Antunes e suas famílias

Por Marco Chagas. Geólogo. Doutor em Desenvolvimento Socioambiental

29 de setembro é o dia do meu aniversário! Também é o dia em que nasceu Augusto Trajano de Azevedo Antunes ou Dr. Antunes para aqueles que tiveram a oportunidade de conhecê-lo.

Passei muito tempo pesquisando sobre a vida de Antunes na procura de algum deslize que pudesse afirmar que Antunes era mais um capitalista apoiado pelos militares na exploração das riquezas desse País. Entrevistei vários personagens que passaram pela ICOMI e a única coisa que encontrei foi “admiração”.

No final do anos 40 Antunes subiu o Amapari e após dias de navegação chegou a uma serra onde só havia “rolling stones”. Poucos homens se aventurariam a desbravar uma área inóspita, em plena floresta amazônica, por mais promissor que pudesse parecer aquele extensivo amontoado de pedras negras, que mais tarde se revelou numa das maiores reservas de manganês do mundo.

É verdade que Antunes lucrou com as 50 milhões de toneladas de manganês retiradas de Serra do Navio. Mas é também verdade que Antunes era intransigente quanto a proporcionar qualidade de vida para seus funcionários. A ICOMI praticava a melhor saúde e educação da Amazônia. Quais os impactos dessa política atualmente?

“As famílias da ICOMI” sabem responder muito bem a essa questão. As oportunidades geradas pela ICOMI sobre o comando de Antunes contribuiu para a formação de uma geração de amapaenses que hoje responde pelo nome de “liberdade”.

A liberdade é uma das conquistas sociais da educação. A ICOMI, além de incentivar que seus funcionários estudassem, mantinha um sistema de bolsas de estudo para os filhos de funcionários. Isso me parece próximo ao conceito que todos procuram desvendar quando investigam a sustentabilidade da mineração: a preocupação com as futuras gerações .

É uma pena que o Amapá não tenha nada da memória da ICOMI e de Antunes. Até um pequeno mostruário da mina de manganês que havia no antigo museu Ângelo Moreira da Costa Lima, atual IEPA/Fazendinha, foi perdido. Os registros documentais não estão em acervo público e os que existem são de particulares, como os acervos do Dr. Ortiz e Dr. Merce, este último no Rio de Janeiro.

Não se pode admitir que o Amapá não tenha história.

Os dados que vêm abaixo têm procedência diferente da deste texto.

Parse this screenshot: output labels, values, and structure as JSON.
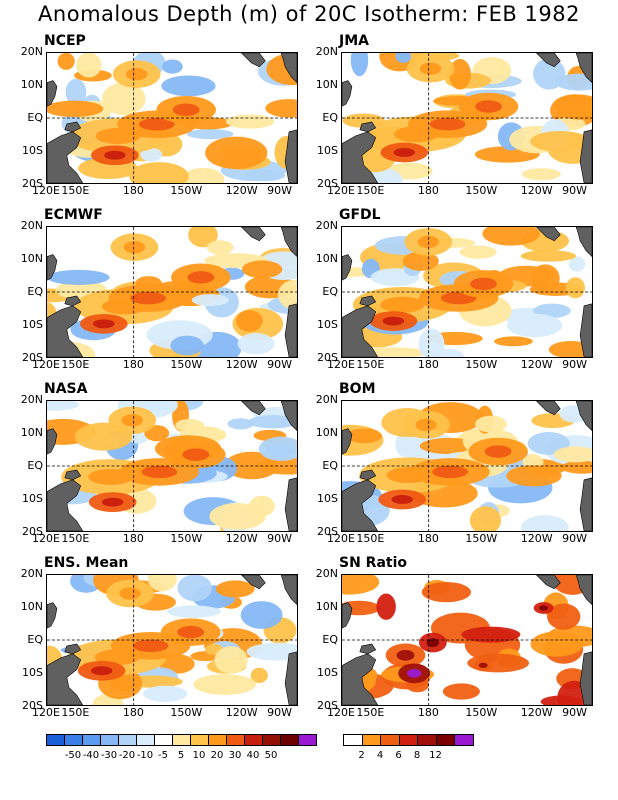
{
  "title": "Anomalous Depth (m) of 20C Isotherm: FEB 1982",
  "y_ticks": [
    "20N",
    "10N",
    "EQ",
    "10S",
    "20S"
  ],
  "x_ticks": [
    "120E",
    "150E",
    "180",
    "150W",
    "120W",
    "90W"
  ],
  "panels": [
    {
      "name": "NCEP"
    },
    {
      "name": "JMA"
    },
    {
      "name": "ECMWF"
    },
    {
      "name": "GFDL"
    },
    {
      "name": "NASA"
    },
    {
      "name": "BOM"
    },
    {
      "name": "ENS. Mean"
    },
    {
      "name": "SN Ratio"
    }
  ],
  "colors": {
    "land": "#606060",
    "anomaly_scale": [
      "#1a5ed8",
      "#3a80e8",
      "#5c9cf0",
      "#86b8f5",
      "#b0d4f8",
      "#d8ecfc",
      "#ffffff",
      "#ffe9a0",
      "#ffc24a",
      "#ff9a1c",
      "#f05a12",
      "#c81e0e",
      "#941006",
      "#6c0000",
      "#9a1ad2"
    ],
    "ratio_scale": [
      "#ffffff",
      "#ff9a1c",
      "#f06012",
      "#d22010",
      "#a01008",
      "#7c0000",
      "#9a1ad2"
    ]
  },
  "colorbar_anomaly": {
    "labels": [
      "-50",
      "-40",
      "-30",
      "-20",
      "-10",
      "-5",
      "5",
      "10",
      "20",
      "30",
      "40",
      "50"
    ]
  },
  "colorbar_ratio": {
    "labels": [
      "2",
      "4",
      "6",
      "8",
      "12"
    ]
  }
}
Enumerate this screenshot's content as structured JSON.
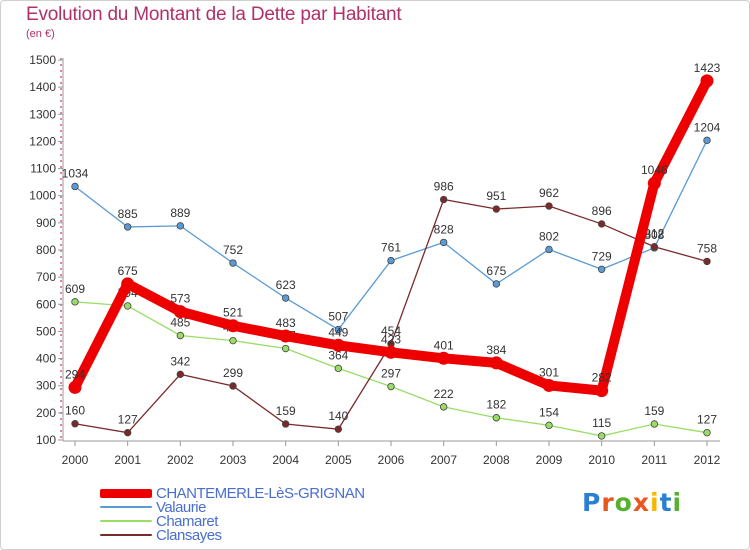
{
  "title": "Evolution du Montant de la Dette par Habitant",
  "subtitle": "(en €)",
  "logo_text": "Proxiti",
  "logo_colors": [
    "#2a7fd4",
    "#e8571d",
    "#58b030",
    "#e8571d",
    "#f5b800",
    "#2a7fd4",
    "#58b030"
  ],
  "chart_data": {
    "type": "line",
    "title": "Evolution du Montant de la Dette par Habitant",
    "ylabel": "(en €)",
    "xlabel": "",
    "ylim": [
      100,
      1500
    ],
    "yticks": [
      100,
      200,
      300,
      400,
      500,
      600,
      700,
      800,
      900,
      1000,
      1100,
      1200,
      1300,
      1400,
      1500
    ],
    "x": [
      "2000",
      "2001",
      "2002",
      "2003",
      "2004",
      "2005",
      "2006",
      "2007",
      "2008",
      "2009",
      "2010",
      "2011",
      "2012"
    ],
    "grid": false,
    "legend_position": "bottom-left",
    "series": [
      {
        "name": "CHANTEMERLE-LèS-GRIGNAN",
        "color": "#ee0000",
        "emphasis": true,
        "values": [
          294,
          675,
          573,
          521,
          483,
          449,
          423,
          401,
          384,
          301,
          282,
          1046,
          1423
        ]
      },
      {
        "name": "Valaurie",
        "color": "#5b9bd5",
        "values": [
          1034,
          885,
          889,
          752,
          623,
          507,
          761,
          828,
          675,
          802,
          729,
          808,
          1204
        ]
      },
      {
        "name": "Chamaret",
        "color": "#99dd66",
        "values": [
          609,
          594,
          485,
          466,
          437,
          364,
          297,
          222,
          182,
          154,
          115,
          159,
          127
        ]
      },
      {
        "name": "Clansayes",
        "color": "#7a2a2a",
        "values": [
          160,
          127,
          342,
          299,
          159,
          140,
          454,
          986,
          951,
          962,
          896,
          812,
          758
        ]
      }
    ]
  }
}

Não se pode ignorar 50 anos da vida dos amapaenses e dos que para cá vieram. Mas parece que isso é uma realidade. Então, Antunes, receba essa humilde homenagem desse admirador que tem a honra de compartilhar o 29 de setembro como data de nascimento*.

* Extensivo ao “vida boa” Zé Miguel!

Marco Antonio Chagas. Professor do Curso de Ciências Ambientais da UNIFAP. Doutor em Desenvolvimento Socioambiental pelo NAEA/UFPA.                     

Serra do Navio: Uma cidade moderna plantada na selva amazônica, no Amapá, nos anos 50

 

  • É, meu doutor, o senhor tem toda razão. Mas povo que não se preocupa com seu passado,chafurda no presente e, preste atenção, não tem futuro.

  • As “otoridade” de hoje bem que poderiam copiar o que Antunes fez e dar um bamho de competência e responsabolidade em seus administrados, proporcionando saúde, educação, moradia, lazer e segurança de excelente quilate. Mas… quem vai se incomodar com isso? Basta criar novas bolsas e contratos administrativos e…”tamo feito”!

  • Prof. Marco Antonio eu tenho um grande acervo de fotos do periodo da ICOMI. Não sei se são as mesmas que você tem so sei que são muitas acho que passa de mil.

  • Uma homenagem muito justa a um empresário que sem dúvida criou um modêlo inigualavel de gestão empresarial.
    Pena que os herdeiros nunca tiveram a mesma visão do Dr. Antunes.

  • Marco ,

    Nunca é tarde para se reabilitar, para se fazer justiça.
    Tentei e continuo tentando preservar essa história . Mostrei às autoridades o quanto seria importante para o Amapá a presercação desse acervo, fui incompetente , nada consegui. Ainda dá tempo .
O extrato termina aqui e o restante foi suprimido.